Körperbau und Körperfunktionen

Der Elch ist der größte lebende Vertreter der Hirschartigen. Bullen erreichen eine Kopf-Rumpf-Länge von 200-280(-300) cm, eine Schulterhöhe von 190-220 cm und ein Gewicht von 320-530(-600) kg, Kühe eine Kopf-Rumpf-Länge bis 290 cm, eine Schulterhöhe von 170-200 cm und ein Gewicht von 275-380(-460) kg. Überdurchschnittlich schwere Tiere leben in Ostsibirien (Alces a. pfizenmayeri) und Alaska (Alces a. gigas) mit Gewichten bis 770 kg bei den Bullen und 600 kg bei den Kühen. Die leichtesten gibt es der Mandschurei und dem Ussurigebiet (Alces a. cameloides). Die Tiere haben einen kurzen, stämmigen Rumpf mit buckelartig erhöhtem Widerrist, lange Beine, einen kurzen Hals und einen sehr kurzen, 4-12 cm messenden Schwanz. Der Kopf, insbesondere die Nasenpartie, ist sehr lang, der Muffel sehr breit mit einer nur kleinen haarlosen Stelle zwischen den großen Nüstern. Das Geweih ist meist als Schaufel-, seltener als Stangengeweih ausgebildet. Das stärkste Geweih aus Eurasien hat eine Auslage von 167 cm mit 30 Enden. In Alaska können Auslagen bis 205 cm und Geweihgewichte bis 36 kg erreicht werden. Vom 2. und 5. Strahl des Fußskeletts ist nur der distale Teil erhalten, Elche gehören also zu den telemetacarpalen Hirschen. Um das Einsinken im morastigen Boden zu verhindern können die mit langen Klauen und kräftigen Afterklauen versehenen Zehen stark gespreizt werden. Demselben Zweck dient eine Spannhaut zwischen der 3. und 4. Zehe. Alte Bullen haben verlängerte Haare, den sogenannten Elchbart am Unterhals. Die Fellfarbe variiert im Sommer von rotbraun bis schwarzbraun, im Winter ist sie graubraun. Die Beine sind heller, ein Spiegel ist nicht vorhanden [3; 7; 15].

Verbreitung

Holarktis: China, Estland, Finnland, Kasachstan, Kanada, Lettland, Litauen, Moldawien, Mongolei, Norwegen, Polen, Rumänien, Russland, Slowakei, Schweden, Tschechien, Ukraine, USA, Weißrussland. Gelegentlich finden einzelne Tiere ihren Weg nach Deutschland, Dänemark, Kroatien, Österreich, Rumänien und Ungarn [8].

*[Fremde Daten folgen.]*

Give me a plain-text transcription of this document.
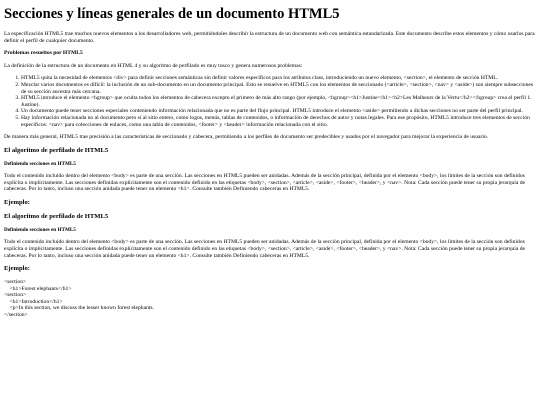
Secciones y líneas generales de un documento HTML5

La especificación HTML5 trae muchos nuevos elementos a los desarrolladores web, permitiéndoles describir la estructura de un documento web con semántica estandarizada. Este documento describe estos elementos y cómo usarlos para definir el perfil de cualquier documento.

Problemas resueltos por HTML5

La definición de la estructura de un documento en HTML 4 y su algoritmo de perfilado es muy tosco y genera numerosos problemas:

1. HTML5 quita la necesidad de elementos <div> para definir secciones semánticas sin definir valores específicos para los atributos class, introduciendo un nuevo elemento, <section>, el elemento de sección HTML.
2. Mezclar varios documentos es difícil: la inclusión de un sub-documento en un documento principal. Esto se resuelve en HTML5 con los elementos de seccionado (<article>, <section>, <nav> y <aside>) son siempre subsecciones de su sección ancestra más cercana.
3. HTML5 introduce el elemento <hgroup> que oculta todos los elementos de cabecera excepto el primero de más alto rango (por ejemplo, <hgroup><h1>Justine</h1><h2>Les Malheurs de la Vertu</h2></hgroup> crea el perfil 1. Justine).
4. Un documento puede tener secciones especiales conteniendo información relacionada que no es parte del flujo principal. HTML5 introduce el elemento <aside> permitiendo a dichas secciones no ser parte del perfil principal.
5. Hay información relacionada no al documento pero sí al sitio entero, como logos, menús, tablas de contenidos, o información de derechos de autor y notas legales. Para ese propósito, HTML5 introduce tres elementos de sección específicos: <nav> para colecciones de enlaces, como una tabla de contenidos, <footer> y <header> información relacionada con el sitio.

De manera más general, HTML5 trae precisión a las características de seccionado y cabecera, permitiendo a los perfiles de documento ser predecibles y usados por el navegador para mejorar la experiencia de usuario.

El algoritmo de perfilado de HTML5
Definiendo secciones en HTML5

Todo el contenido incluido dentro del elemento <body> es parte de una sección. Las secciones en HTML5 pueden ser anidadas. Además de la sección principal, definida por el elemento <body>, los límites de la sección son definidos explícita o implícitamente. Las secciones definidas explícitamente son el contenido definido en las etiquetas <body>, <section>, <article>, <aside>, <footer>, <header>, y <nav>. Nota: Cada sección puede tener su propia jerarquía de cabeceras. Por lo tanto, incluso una sección anidada puede tener un elemento <h1>. Consulte también Definiendo cabeceras en HTML5.

Ejemplo:
El algoritmo de perfilado de HTML5
Definiendo secciones en HTML5

Todo el contenido incluido dentro del elemento <body> es parte de una sección. Las secciones en HTML5 pueden ser anidadas. Además de la sección principal, definida por el elemento <body>, los límites de la sección son definidos explícita o implícitamente. Las secciones definidas explícitamente son el contenido definido en las etiquetas <body>, <section>, <article>, <aside>, <footer>, <header>, y <nav>. Nota: Cada sección puede tener su propia jerarquía de cabeceras. Por lo tanto, incluso una sección anidada puede tener un elemento <h1>. Consulte también Definiendo cabeceras en HTML5.

Ejemplo:
<section>
<h1>Forest elephants</h1>
<section>
<h1>Introduction</h1>
<p>In this section, we discuss the lesser known forest elephants.
</section>
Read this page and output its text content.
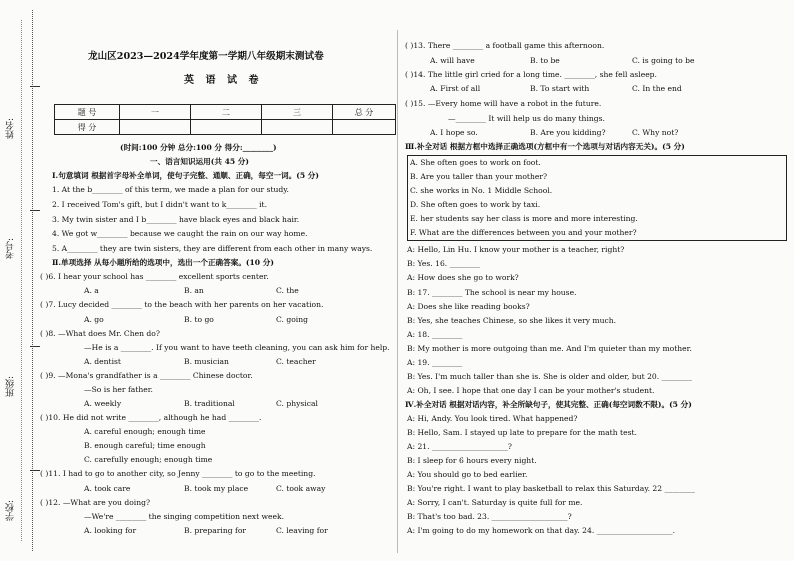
姓名:
考号:
班级:
学校:
龙山区2023—2024学年度第一学期八年级期末测试卷
英 语 试 卷
题 号	一	二	三	总 分
得 分				
(时间:100 分钟 总分:100 分 得分:________)
一、语言知识运用(共 45 分)
Ⅰ.句意填词 根据首字母补全单词，使句子完整、通顺、正确，每空一词。(5 分)
1. At the b________ of this term, we made a plan for our study.
2. I received Tom's gift, but I didn't want to k________ it.
3. My twin sister and I b________ have black eyes and black hair.
4. We got w________ because we caught the rain on our way home.
5. A________ they are twin sisters, they are different from each other in many ways.
Ⅱ.单项选择 从每小题所给的选项中，选出一个正确答案。(10 分)
( )6. I hear your school has ________ excellent sports center.
A. a	B. an	C. the
( )7. Lucy decided ________ to the beach with her parents on her vacation.
A. go	B. to go	C. going
( )8. —What does Mr. Chen do?
—He is a ________. If you want to have teeth cleaning, you can ask him for help.
A. dentist	B. musician	C. teacher
( )9. —Mona's grandfather is a ________ Chinese doctor.
—So is her father.
A. weekly	B. traditional	C. physical
( )10. He did not write ________, although he had ________.
A. careful enough; enough time
B. enough careful; time enough
C. carefully enough; enough time
( )11. I had to go to another city, so Jenny ________ to go to the meeting.
A. took care	B. took my place	C. took away
( )12. —What are you doing?
—We're ________ the singing competition next week.
A. looking for	B. preparing for	C. leaving for
( )13. There ________ a football game this afternoon.
A. will have	B. to be	C. is going to be
( )14. The little girl cried for a long time. ________, she fell asleep.
A. First of all	B. To start with	C. In the end
( )15. —Every home will have a robot in the future.
—________ It will help us do many things.
A. I hope so.	B. Are you kidding?	C. Why not?
Ⅲ.补全对话 根据方框中选择正确选项(方框中有一个选项与对话内容无关)。(5 分)
A. She often goes to work on foot.
B. Are you taller than your mother?
C. she works in No. 1 Middle School.
D. She often goes to work by taxi.
E. her students say her class is more and more interesting.
F. What are the differences between you and your mother?
A: Hello, Lin Hu. I know your mother is a teacher, right?
B: Yes. 16. ________
A: How does she go to work?
B: 17. ________ The school is near my house.
A: Does she like reading books?
B: Yes, she teaches Chinese, so she likes it very much.
A: 18. ________
B: My mother is more outgoing than me. And I'm quieter than my mother.
A: 19. ________
B: Yes. I'm much taller than she is. She is older and older, but 20. ________
A: Oh, I see. I hope that one day I can be your mother's student.
Ⅳ.补全对话 根据对话内容，补全所缺句子，使其完整、正确(每空词数不限)。(5 分)
A: Hi, Andy. You look tired. What happened?
B: Hello, Sam. I stayed up late to prepare for the math test.
A: 21. ____________________?
B: I sleep for 6 hours every night.
A: You should go to bed earlier.
B: You're right. I want to play basketball to relax this Saturday. 22 ________
A: Sorry, I can't. Saturday is quite full for me.
B: That's too bad. 23. ____________________?
A: I'm going to do my homework on that day. 24. ____________________.
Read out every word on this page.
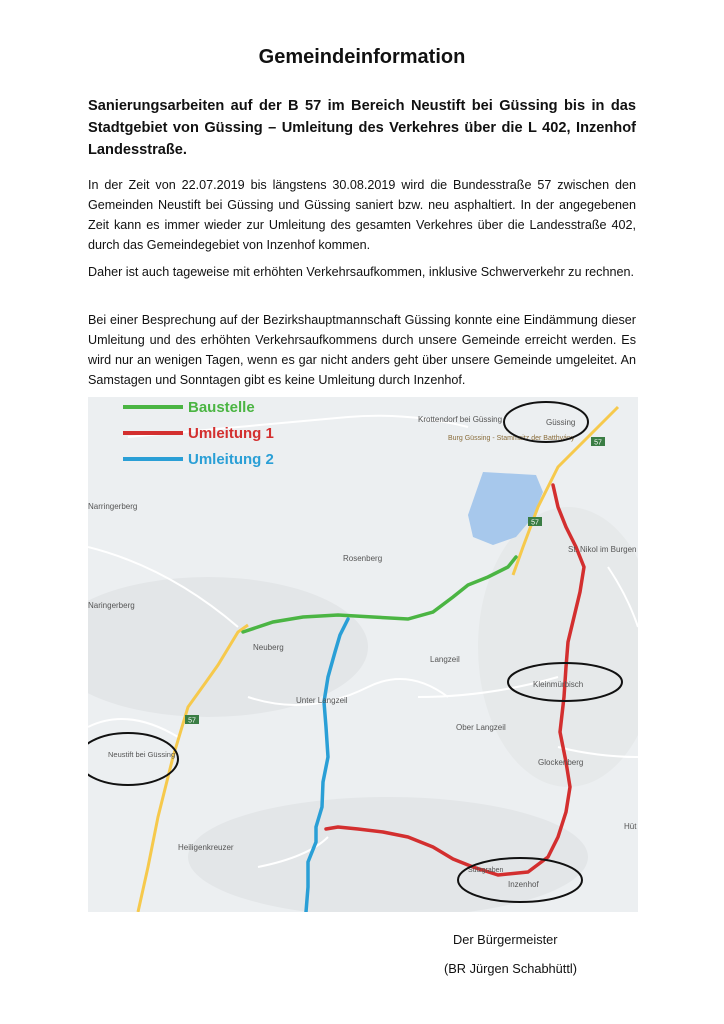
Gemeindeinformation
Sanierungsarbeiten auf der B 57 im Bereich Neustift bei Güssing bis in das Stadtgebiet von Güssing – Umleitung des Verkehres über die L 402, Inzenhof Landesstraße.
In der Zeit von 22.07.2019 bis längstens 30.08.2019 wird die Bundesstraße 57 zwischen den Gemeinden Neustift bei Güssing und Güssing saniert bzw. neu asphaltiert. In der angegebenen Zeit kann es immer wieder zur Umleitung des gesamten Verkehres über die Landesstraße 402, durch das Gemeindegebiet von Inzenhof kommen.
Daher ist auch tageweise mit erhöhten Verkehrsaufkommen, inklusive Schwerverkehr zu rechnen.
Bei einer Besprechung auf der Bezirkshauptmannschaft Güssing konnte eine Eindämmung dieser Umleitung und des erhöhten Verkehrsaufkommens durch unsere Gemeinde erreicht werden. Es wird nur an wenigen Tagen, wenn es gar nicht anders geht über unsere Gemeinde umgeleitet. An Samstagen und Sonntagen gibt es keine Umleitung durch Inzenhof.
57
57
57
Baustelle
Umleitung 1
Umleitung 2
Krottendorf bei Güssing	Güssing
Burg Güssing - Stammsitz der Batthyány
Narringerberg
Rosenberg
St. Nikol im Burgen
Naringerberg
Neuberg
Langzeil
Kleinmürbisch
Unter Langzeil
Ober Langzeil
Neustift bei Güssing
Glockenberg
Hüt
Heiligenkreuzer
Sulzgraben
Inzenhof
Der Bürgermeister
(BR Jürgen Schabhüttl)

Lebensraum und Lebensweise

Der Elch besiedelt Tundra, Taiga, Misch- und Laubwald sowie Waldsteppen. Bevorzugt wird ein Mosaik von Sekundärwäldern mit viel Unterholz, Waldlichtungen, Sümpfen, Seen und sonstigen Feuchtgebieten. Die Tiere sind überwiegend Einzelgänger, können jedoch im Frühjahr oder nach der Brunft kleinere Gruppen bilden. Hohe Temperaturen mögen sie nicht und ziehen sich im Sommer in den Schatten des Waldes oder ins Wasser zurück. Im Sommer ernähren sie sich überwiegend von Laub und Zweige von Birken, Eschen, Pappeln und Weiden, im Winter von Nadeln und Ästen von Föhren und Wachholder. Ebenfalls gefressen werden Kleinsträucher wie Heidelbeeren, Heiden, Kräuter und Wasserpflanzen. Die Tiere können ortstreu sein oder auf der Suche nach Nahrung saisonale Wanderungen bis zu 300 km unternehmen. Die Größe der individuellen Streifgebiete wird mit 3.6 bis über 259 km² angegeben [8].

Die Elchbullen werfen ihr Geweih zwischen Dezember und April ab. Das neue Geweih wird ab Juni-Juli gefegt. Die Brunft fällt auf August bis Oktober, gebietsweise später, und nach einer Tragzeit von 234 (224-250) Tagen werden von April-Juni 1-3 Kälber geboren, meist Zwillinge. Diese sind einfarbig braun und wiegen in Europa 10-12 kg, in Alaska 14-18 kg. Sie sind Ablieger, die erst nach etwa einer Woche ihrer Mutter folgen. Sie werden 4-5 Monate gesäugt und sind mit 16-17 Monaten geschlechtsreif [3; 4; 5].

Gefährdung, Jagd und Schutz / Situation in Mitteleuropa

In der Vergangenheit, führten eine nicht-nachhaltige Bejagung und Lebensraum-Veränderungen zu einem großflächigen Aussterben der Populationen in weiten Teilen Europas. So ist der Kaukasische Elch (Alces alces caucasicus) im 19. Jahrhundert ganz ausgestorben. Nach der Einführung von Jagdgesetzen, die auch ausreichend Schutz gewährten, hat der Elch einen Teil seines früheren Areals zurückerobert. Er fehlt zwar immer noch in weiten Gebieten, gilt aber aufgrund einer Beurteilung aus dem Jahr 2015 nicht als gefährdet [8].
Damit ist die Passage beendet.